Erheblichen Einfluss auf die Bevölkerung Málagas des 16. und 17. Jahrhunderts hatte die Vertreibung der Morisken aus dem Königreich Granada, die gleich nach dem Ende des Kriegs der Alpujarras einsetzte, ebenso wie die negativen demografischen Faktoren. Zu letzteren gehörten die ständigen Rekrutierungen von Soldaten, die Epidemien, die Überschwemmungen durch den Río Guadalmedina und, wenn auch mit geringerem Einfluss, die Explosionen der Pulvermühlen.
Seit Beginn seines Ausbaus erwies sich der Hafen als Motor der Produktionswirtschaft, so dass sich Málaga schließlich zu einem bedeutenden Handelszentrum entwickelte, was den intensiven Exportverkehr seiner hoch geschätzten Produkte in die europäischen Länder erleichterte.
Die Besonderheit der Unternehmen Málagas bestand in der Ausbildung einer marktwirtschaftlich geprägten Landwirtschaft, deren einträgliche Ergebnisse dabei halfen, die Auswirkungen der Krise des 17. Jahrhunderts zu lindern. Wein und Rosinen waren die Produkte, die die Vorherrschaft unter den Exporten Málagas einnahmen, und daher die wichtigste Einnahmequelle bildeten. In der Textilbranche ragte die Seide heraus, deren Herstellung sehr eng mit den Morisken verbunden war.
Innerhalb der gesellschaftlichen Struktur erhöhte sich die Zahl der Aristokraten durch die Prozesse der "Refeudalisierung", und zwar mit Hilfe des Verkaufs von Herrschaftssitzen und der gleichzeitigen Beanspruchung der hohen Ämter, die mit der Aufnahme in den Adelsstand verbunden waren. Das Bauerntum und das einfache Volk bildeten die große Mehrheit, während sich der Aufstieg des Bürgertums bereits andeutete. Was die unteren Klassen betrifft, so sind besonders die Schaffung von Armenstipendien in den Außenvierteln und das Fortbestehen der Sklaverei zu erwähnen.
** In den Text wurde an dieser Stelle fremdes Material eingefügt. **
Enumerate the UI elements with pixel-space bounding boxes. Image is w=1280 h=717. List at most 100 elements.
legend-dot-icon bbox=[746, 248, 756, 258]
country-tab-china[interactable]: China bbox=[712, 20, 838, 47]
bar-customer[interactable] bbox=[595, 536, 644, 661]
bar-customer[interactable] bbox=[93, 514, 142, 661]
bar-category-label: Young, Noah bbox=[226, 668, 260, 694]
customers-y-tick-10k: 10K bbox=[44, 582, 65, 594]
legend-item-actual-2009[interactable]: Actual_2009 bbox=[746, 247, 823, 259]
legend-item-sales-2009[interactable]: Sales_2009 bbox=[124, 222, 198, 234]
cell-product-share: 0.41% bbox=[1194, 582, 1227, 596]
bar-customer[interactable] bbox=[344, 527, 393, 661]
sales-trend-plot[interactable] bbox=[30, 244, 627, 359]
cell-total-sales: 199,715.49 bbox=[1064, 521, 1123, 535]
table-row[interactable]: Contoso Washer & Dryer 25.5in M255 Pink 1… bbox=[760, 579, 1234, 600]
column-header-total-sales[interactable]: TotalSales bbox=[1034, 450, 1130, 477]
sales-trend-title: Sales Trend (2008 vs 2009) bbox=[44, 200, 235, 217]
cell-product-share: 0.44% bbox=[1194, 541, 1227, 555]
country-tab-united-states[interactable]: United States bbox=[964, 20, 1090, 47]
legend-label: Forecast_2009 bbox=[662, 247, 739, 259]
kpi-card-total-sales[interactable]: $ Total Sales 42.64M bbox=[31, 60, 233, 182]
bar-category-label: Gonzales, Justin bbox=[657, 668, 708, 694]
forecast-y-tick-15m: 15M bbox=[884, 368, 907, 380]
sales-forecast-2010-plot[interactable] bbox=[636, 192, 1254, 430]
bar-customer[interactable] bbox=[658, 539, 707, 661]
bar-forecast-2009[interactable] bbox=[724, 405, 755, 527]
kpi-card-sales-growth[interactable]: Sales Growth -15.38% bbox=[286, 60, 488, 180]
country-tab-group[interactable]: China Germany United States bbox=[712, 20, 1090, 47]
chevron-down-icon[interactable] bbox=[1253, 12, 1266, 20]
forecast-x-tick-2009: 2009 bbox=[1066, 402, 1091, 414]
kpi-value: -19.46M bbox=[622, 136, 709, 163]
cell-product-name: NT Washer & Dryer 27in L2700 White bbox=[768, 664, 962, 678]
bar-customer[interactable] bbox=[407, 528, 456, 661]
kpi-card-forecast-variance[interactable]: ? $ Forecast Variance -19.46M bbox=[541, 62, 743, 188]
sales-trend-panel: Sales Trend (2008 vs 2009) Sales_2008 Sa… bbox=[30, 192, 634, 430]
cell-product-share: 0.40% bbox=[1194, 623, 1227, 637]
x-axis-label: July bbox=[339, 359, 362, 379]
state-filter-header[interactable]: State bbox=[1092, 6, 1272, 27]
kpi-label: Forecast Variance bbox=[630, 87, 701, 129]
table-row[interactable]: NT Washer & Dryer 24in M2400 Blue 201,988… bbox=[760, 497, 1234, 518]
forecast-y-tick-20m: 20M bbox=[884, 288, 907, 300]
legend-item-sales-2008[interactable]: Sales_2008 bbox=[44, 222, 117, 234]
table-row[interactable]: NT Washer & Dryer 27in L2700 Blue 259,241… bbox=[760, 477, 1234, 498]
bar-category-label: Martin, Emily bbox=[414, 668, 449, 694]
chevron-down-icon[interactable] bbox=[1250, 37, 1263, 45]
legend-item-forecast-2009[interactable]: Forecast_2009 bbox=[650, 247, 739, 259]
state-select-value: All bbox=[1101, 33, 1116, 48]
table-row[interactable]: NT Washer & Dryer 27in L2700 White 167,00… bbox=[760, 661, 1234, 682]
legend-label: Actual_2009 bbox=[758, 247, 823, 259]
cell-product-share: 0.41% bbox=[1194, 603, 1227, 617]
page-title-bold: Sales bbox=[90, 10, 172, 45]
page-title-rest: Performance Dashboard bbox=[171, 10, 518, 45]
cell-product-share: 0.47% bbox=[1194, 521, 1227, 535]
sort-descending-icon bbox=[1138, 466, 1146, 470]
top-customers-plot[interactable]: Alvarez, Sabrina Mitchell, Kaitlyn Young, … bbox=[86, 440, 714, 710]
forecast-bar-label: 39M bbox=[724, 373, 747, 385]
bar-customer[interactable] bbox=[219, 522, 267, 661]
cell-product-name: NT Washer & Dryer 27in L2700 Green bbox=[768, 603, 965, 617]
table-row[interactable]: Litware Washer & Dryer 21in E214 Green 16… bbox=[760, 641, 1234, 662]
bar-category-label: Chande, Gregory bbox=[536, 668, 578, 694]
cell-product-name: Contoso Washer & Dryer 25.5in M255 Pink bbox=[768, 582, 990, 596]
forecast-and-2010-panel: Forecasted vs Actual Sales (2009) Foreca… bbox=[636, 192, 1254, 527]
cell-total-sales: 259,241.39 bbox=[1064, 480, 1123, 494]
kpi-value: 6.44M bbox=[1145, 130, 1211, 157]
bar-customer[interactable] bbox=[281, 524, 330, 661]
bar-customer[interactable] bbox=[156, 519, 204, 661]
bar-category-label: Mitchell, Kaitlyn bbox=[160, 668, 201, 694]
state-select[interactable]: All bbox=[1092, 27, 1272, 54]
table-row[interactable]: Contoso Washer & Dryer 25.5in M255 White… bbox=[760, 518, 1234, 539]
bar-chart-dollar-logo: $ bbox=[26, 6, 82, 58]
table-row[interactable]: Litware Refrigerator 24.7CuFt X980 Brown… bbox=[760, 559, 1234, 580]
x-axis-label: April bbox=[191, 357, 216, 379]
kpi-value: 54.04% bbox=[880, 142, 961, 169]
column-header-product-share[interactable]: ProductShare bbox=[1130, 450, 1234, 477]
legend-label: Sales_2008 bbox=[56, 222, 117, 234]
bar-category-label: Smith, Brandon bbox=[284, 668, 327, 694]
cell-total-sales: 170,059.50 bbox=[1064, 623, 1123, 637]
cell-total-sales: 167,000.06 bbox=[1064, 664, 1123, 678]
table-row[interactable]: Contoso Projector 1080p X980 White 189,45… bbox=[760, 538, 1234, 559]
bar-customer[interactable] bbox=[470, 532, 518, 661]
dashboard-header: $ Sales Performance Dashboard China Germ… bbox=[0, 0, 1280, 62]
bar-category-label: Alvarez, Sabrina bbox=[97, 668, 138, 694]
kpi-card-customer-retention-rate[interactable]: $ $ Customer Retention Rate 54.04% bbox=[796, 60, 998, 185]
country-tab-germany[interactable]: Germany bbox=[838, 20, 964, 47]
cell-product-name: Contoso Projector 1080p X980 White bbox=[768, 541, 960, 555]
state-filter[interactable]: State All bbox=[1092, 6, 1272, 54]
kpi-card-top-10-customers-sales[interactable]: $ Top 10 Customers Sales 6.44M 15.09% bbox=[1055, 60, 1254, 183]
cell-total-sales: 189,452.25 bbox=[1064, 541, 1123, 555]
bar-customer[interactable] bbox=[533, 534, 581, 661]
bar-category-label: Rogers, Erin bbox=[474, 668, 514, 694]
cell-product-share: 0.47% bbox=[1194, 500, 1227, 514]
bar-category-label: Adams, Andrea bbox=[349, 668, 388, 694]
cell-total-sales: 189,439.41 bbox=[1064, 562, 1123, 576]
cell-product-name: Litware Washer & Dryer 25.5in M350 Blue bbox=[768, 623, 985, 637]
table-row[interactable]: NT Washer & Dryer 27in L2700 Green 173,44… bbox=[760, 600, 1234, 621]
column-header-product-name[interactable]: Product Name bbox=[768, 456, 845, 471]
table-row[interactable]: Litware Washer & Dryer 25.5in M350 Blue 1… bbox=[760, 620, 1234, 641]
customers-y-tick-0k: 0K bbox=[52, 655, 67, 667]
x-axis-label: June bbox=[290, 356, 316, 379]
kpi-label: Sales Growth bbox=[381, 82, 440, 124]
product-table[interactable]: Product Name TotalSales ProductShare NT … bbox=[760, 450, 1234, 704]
Die strategische Lage Málagas macht die Stadt und seine Küste zu Figuren auf dem politischen Schachbrett der Herrscherfamilie der Austria, welche die Stadt in ein wahres Waffenarsenal verwandelten. Die Gemeinde als wichtiger Regierungsstandort litt unter den Folgen der allgemeinen Korruption der Epoche durch den Verkauf von Ämtern und vor allem durch seine Unterwerfung unter die städtischen Oligarchien, die Usurpatoren der lokalen politischen Macht.
DIE INQUISITION IN MÁLAGA
In dieser Zeit hatte die Kirche Málagas das Netz der Pfarrbezirke und religiösen und wohltätigen Institutionen in der gesamten Diözese fast vollständig ausgebaut. Fray Alonso de Santo Tomás, eine polemische Persönlichkeit, spielte hierbei zweifellos eine Hauptrolle im Laufe dieses Jahrhunderts.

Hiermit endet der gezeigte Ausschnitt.